Qu’est-ce qui a motivé cette demande de suspension du dossier de délimitation ?
Depuis maintenant huit ans, le ministère de l’Agriculture, selon sa propre interprétation de la réglementation européenne, nous oblige chaque année à attribuer des plantations nouvelles à hauteur de 10 ares de vignes destinées à la production de vins sans indication géographique.
Le Syndicat Général des Vignerons est l’Organisme de Défense et de Gestion de notre Appellation ; à ce titre, nous sommes garants historiquement de l’unité et de l’intégrité de notre AOC. Or cette croissance imposée par l’administration nous empêche de maîtriser totalement les plantations dans l’aire d’appellation actuelle et future, ce qui pourrait mettre à mal les équilibres de la Champagne. Nos aïeuls se sont battus pour construire une AOC dont l’organisation est saluée unanimement, nous avons le devoir et la responsabilité de la défendre.
Nous refusons absolument de devenir un vignoble mixte dans lequel des opérateurs peuvent à leur convenance planter des vignes au cœur de notre Appellation pour produire des vins dont nous ignorons tout. Cela entache l’image de la Champagne et pourrait donner lieu à des fraudes et des détournements de notoriété.
Nous demandons formellement la possibilité de décider pour notre AOC d’une croissance à zéro pour les autorisations de plantations. Nous avons vu les ravages de la dérégulation dans d’autres vignobles, les conséquences ont été catastrophiques.
Parallèlement à ce combat que nous menons, le dossier de délimitation engagé en 2003, arrive dans sa dernière ligne droite, les experts de l’Inao ayant prévu de nous présenter leurs conclusions au dernier trimestre de cette année.
Il nous a semblé essentiel de revenir au sein du conseil d’administration sur l’un des fondamentaux de la Champagne : la gestion et la maîtrise du potentiel de production. C’est pour cela qu’en toute responsabilité, nous avons décidé de demander à l’INAO de suspendre leurs travaux sur la révision de l’aire d’Appellation en attendant d’avoir des garanties sur notre capacité à maîtriser totalement les plantations.
« Nous demandons formellement la possibilité de décider pour notre AOC d’une croissance de zéro pour les autorisations de plantations. »
Quels sont les leviers d’action du SGV pour obtenir gain de cause ?
Peu de vignobles en France et en Europe ont cette même problématique de refuser la mixité. Donc nous prenons nos responsabilités et nous montons au créneau auprès du ministère de l’Agriculture pour faire entendre nos revendications. Par ailleurs, nous informons les parlementaires de l’AOC sur cette thématique pour qu’ils fassent remonter l’information au Gouvernement. Bien évidemment, l’instabilité politique que nous subissons depuis un an ne nous aide pas.

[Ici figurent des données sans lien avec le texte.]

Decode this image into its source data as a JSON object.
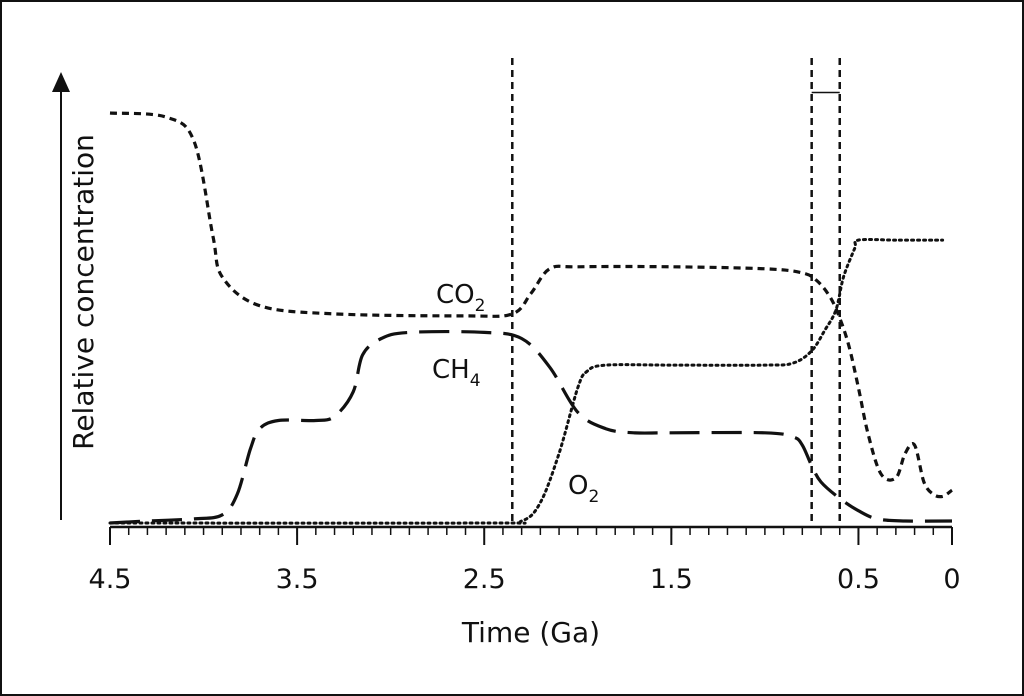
{
  "chart_data": {
    "type": "line",
    "title": "",
    "xlabel": "Time (Ga)",
    "ylabel": "Relative concentration",
    "x_reversed": true,
    "xlim": [
      4.5,
      0
    ],
    "ylim": [
      0,
      1
    ],
    "xticks": [
      "4.5",
      "3.5",
      "2.5",
      "1.5",
      "0.5",
      "0"
    ],
    "xtick_values": [
      4.5,
      3.5,
      2.5,
      1.5,
      0.5,
      0
    ],
    "grid": false,
    "legend": "none (series labelled inline)",
    "series": [
      {
        "name": "CO2",
        "style": "short-dash",
        "label_text": "CO",
        "label_sub": "2",
        "x": [
          4.5,
          4.2,
          4.05,
          3.95,
          3.9,
          3.7,
          3.3,
          2.6,
          2.35,
          2.25,
          2.15,
          2.0,
          1.5,
          1.0,
          0.8,
          0.72,
          0.65,
          0.6,
          0.55,
          0.5,
          0.45,
          0.38,
          0.3,
          0.25,
          0.2,
          0.15,
          0.1,
          0.05,
          0.0
        ],
        "y": [
          1.0,
          0.99,
          0.93,
          0.7,
          0.6,
          0.53,
          0.51,
          0.505,
          0.51,
          0.56,
          0.62,
          0.625,
          0.625,
          0.62,
          0.61,
          0.59,
          0.55,
          0.5,
          0.43,
          0.33,
          0.22,
          0.12,
          0.11,
          0.17,
          0.19,
          0.1,
          0.07,
          0.065,
          0.08
        ]
      },
      {
        "name": "CH4",
        "style": "long-dash",
        "label_text": "CH",
        "label_sub": "4",
        "x": [
          4.5,
          4.3,
          4.05,
          3.9,
          3.82,
          3.75,
          3.7,
          3.6,
          3.4,
          3.3,
          3.2,
          3.15,
          3.05,
          2.9,
          2.5,
          2.3,
          2.15,
          2.0,
          1.85,
          1.7,
          1.5,
          1.0,
          0.85,
          0.8,
          0.75,
          0.7,
          0.6,
          0.5,
          0.4,
          0.25,
          0.0
        ],
        "y": [
          0.0,
          0.005,
          0.01,
          0.02,
          0.07,
          0.18,
          0.23,
          0.25,
          0.25,
          0.26,
          0.32,
          0.41,
          0.45,
          0.465,
          0.465,
          0.45,
          0.38,
          0.27,
          0.23,
          0.22,
          0.22,
          0.22,
          0.21,
          0.19,
          0.14,
          0.1,
          0.06,
          0.03,
          0.01,
          0.005,
          0.005
        ]
      },
      {
        "name": "O2",
        "style": "dotted",
        "label_text": "O",
        "label_sub": "2",
        "x": [
          4.5,
          2.5,
          2.3,
          2.2,
          2.1,
          2.0,
          1.95,
          1.85,
          1.5,
          1.0,
          0.85,
          0.75,
          0.68,
          0.62,
          0.58,
          0.52,
          0.5,
          0.3,
          0.1,
          0.05
        ],
        "y": [
          0.0,
          0.0,
          0.005,
          0.05,
          0.17,
          0.33,
          0.37,
          0.385,
          0.385,
          0.385,
          0.39,
          0.42,
          0.47,
          0.52,
          0.6,
          0.67,
          0.69,
          0.69,
          0.69,
          0.69
        ]
      }
    ],
    "vertical_lines": [
      {
        "x": 2.35,
        "style": "short-dash"
      },
      {
        "x": 0.75,
        "style": "short-dash"
      },
      {
        "x": 0.6,
        "style": "short-dash"
      }
    ],
    "marker_segments": [
      {
        "x": [
          0.75,
          0.6
        ],
        "y": 1.05,
        "note": "short horizontal bar between glaciation lines"
      }
    ]
  }
}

Sur le plan européen, nous agissons au sein d’Efow, la Fédération européenne des vins d’origine. Efow a ainsi participé en fin d’année 2024 au travail du Groupe à haut niveau sur l’avenir de vin mis en place par la Commission européenne pour préparer la prochaine PAC. Via la Fédération, nous avons plaidé pour le droit de décider d’une croissance de zéro à l’échelle même d’une AOC. Il se trouve que les préconisations du GHN vont plutôt dans le sens d’un renforcement des outils de régulation.
Cela nous rend assez confiants, mais il convient d’attendre des décisions concrètes.
« Tant que nous n’obtenons pas satisfaction sur la maîtrise des autorisations de plantation, nous gelons le dossier de délimitation. »
Quelles sont les conséquences de cette décision sur le chantier de délimitation ?
Déjà, il est important de préciser que la suspension ne dit absolument rien sur l’issue du travail des experts de l’Inao sur la révision de l’aire d’Appellation.
Évidemment, cela va reporter le dossier pour un certain délai. Le ministère de l’Agriculture semble nous soutenir pour faire évoluer la réglementation européenne. Nous attendons dans les prochaines semaines le projet de réforme du secteur du vin.
En attendant, notre message est clair, tant que nous n’obtenons pas satisfaction sur la maîtrise des autorisations de plantation, nous gelons le dossier de délimitation. C’est une condition sine qua non, car c’est l’avenir de notre Appellation qui est en jeu.
En revanche, si nous obtenons satisfaction, l’ODG demandera à l’Inao de relancer les travaux et l’ODG devra, le moment venu, se prononcer sur le projet de délimitation parcellaire. Nous comptons sur la mobilisation et la détermination de la France.